Let, in the mid-semester examination, the total score of girls and boys be $g$ and $b$ respectively.
So, $\frac{g}{30} = \frac{b}{20} + 5 \quad \longrightarrow (1)$
Average score of the class $ = \frac{g+b}{50} $
Let, in the final exam, the total score of girls and boys be ${g}’$ and ${b}’$ respectively.

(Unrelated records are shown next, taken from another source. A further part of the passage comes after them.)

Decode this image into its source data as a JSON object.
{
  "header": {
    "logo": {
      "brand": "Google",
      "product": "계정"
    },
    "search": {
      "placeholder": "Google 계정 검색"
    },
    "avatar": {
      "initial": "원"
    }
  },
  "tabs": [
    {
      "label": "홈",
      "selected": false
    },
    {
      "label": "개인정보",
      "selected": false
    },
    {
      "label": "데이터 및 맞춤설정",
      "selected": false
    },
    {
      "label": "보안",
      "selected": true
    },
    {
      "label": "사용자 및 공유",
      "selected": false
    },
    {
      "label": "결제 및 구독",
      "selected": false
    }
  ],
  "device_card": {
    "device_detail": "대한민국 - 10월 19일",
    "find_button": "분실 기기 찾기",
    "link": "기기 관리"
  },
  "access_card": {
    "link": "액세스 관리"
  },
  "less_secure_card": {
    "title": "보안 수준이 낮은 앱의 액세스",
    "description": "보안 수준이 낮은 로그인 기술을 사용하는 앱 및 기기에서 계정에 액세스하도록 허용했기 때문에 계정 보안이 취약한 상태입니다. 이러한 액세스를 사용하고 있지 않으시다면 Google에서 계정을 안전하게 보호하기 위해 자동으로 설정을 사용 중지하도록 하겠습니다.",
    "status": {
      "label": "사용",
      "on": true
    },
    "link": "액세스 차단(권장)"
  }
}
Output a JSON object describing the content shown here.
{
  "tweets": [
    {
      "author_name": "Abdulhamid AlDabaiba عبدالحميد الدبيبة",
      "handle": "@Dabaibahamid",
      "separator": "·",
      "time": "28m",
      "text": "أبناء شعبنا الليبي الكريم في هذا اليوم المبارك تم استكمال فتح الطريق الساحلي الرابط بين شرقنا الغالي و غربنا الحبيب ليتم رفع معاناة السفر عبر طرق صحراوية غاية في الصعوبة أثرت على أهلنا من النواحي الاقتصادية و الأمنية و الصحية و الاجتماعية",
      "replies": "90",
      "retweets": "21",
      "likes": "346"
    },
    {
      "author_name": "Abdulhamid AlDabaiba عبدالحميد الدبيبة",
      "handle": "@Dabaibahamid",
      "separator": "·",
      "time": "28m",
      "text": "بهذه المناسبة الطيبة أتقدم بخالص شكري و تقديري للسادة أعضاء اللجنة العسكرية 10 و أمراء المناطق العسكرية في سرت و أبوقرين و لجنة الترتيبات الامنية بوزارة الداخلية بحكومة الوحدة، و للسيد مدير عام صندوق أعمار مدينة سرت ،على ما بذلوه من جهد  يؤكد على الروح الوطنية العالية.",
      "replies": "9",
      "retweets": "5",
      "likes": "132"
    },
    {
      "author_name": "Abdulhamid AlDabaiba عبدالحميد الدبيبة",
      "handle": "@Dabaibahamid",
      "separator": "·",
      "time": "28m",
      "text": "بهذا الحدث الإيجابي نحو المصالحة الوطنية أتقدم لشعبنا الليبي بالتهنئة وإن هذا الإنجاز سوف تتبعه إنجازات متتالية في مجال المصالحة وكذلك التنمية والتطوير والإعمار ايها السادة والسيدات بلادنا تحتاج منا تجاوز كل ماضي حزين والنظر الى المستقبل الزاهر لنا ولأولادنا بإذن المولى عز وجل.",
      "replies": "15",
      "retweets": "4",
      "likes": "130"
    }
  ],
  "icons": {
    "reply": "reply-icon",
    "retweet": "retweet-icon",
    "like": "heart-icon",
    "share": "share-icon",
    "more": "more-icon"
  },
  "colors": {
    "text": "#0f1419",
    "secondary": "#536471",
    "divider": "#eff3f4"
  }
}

Now, $ \frac{{g}’}{30} = \frac{g}{30} – 3 \Rightarrow \boxed{ {g}’ = g-90}$
And, $\frac{{g}’+{b}'}{50} = \frac{g+b}{50} + 2 $
$\Rightarrow \frac{{g}’+{b}'}{50} = \frac{g+b+100}{50} $
$\Rightarrow {g}’+{b}' = g+b+100 $
$\Rightarrow g-90+{b}' = g+b+100 $
$\Rightarrow \boxed { {b}' = b+190 } $
So, the new average of boys $= \frac{{b}'}{20} = \frac{b+190}{20} = \frac{b}{20} + \frac{190}{20} = \frac{b}{20} + 9.5 $
$\therefore$ The increase in the average score of the boys is $9.5.$
Correct Answer $ : \text{A}$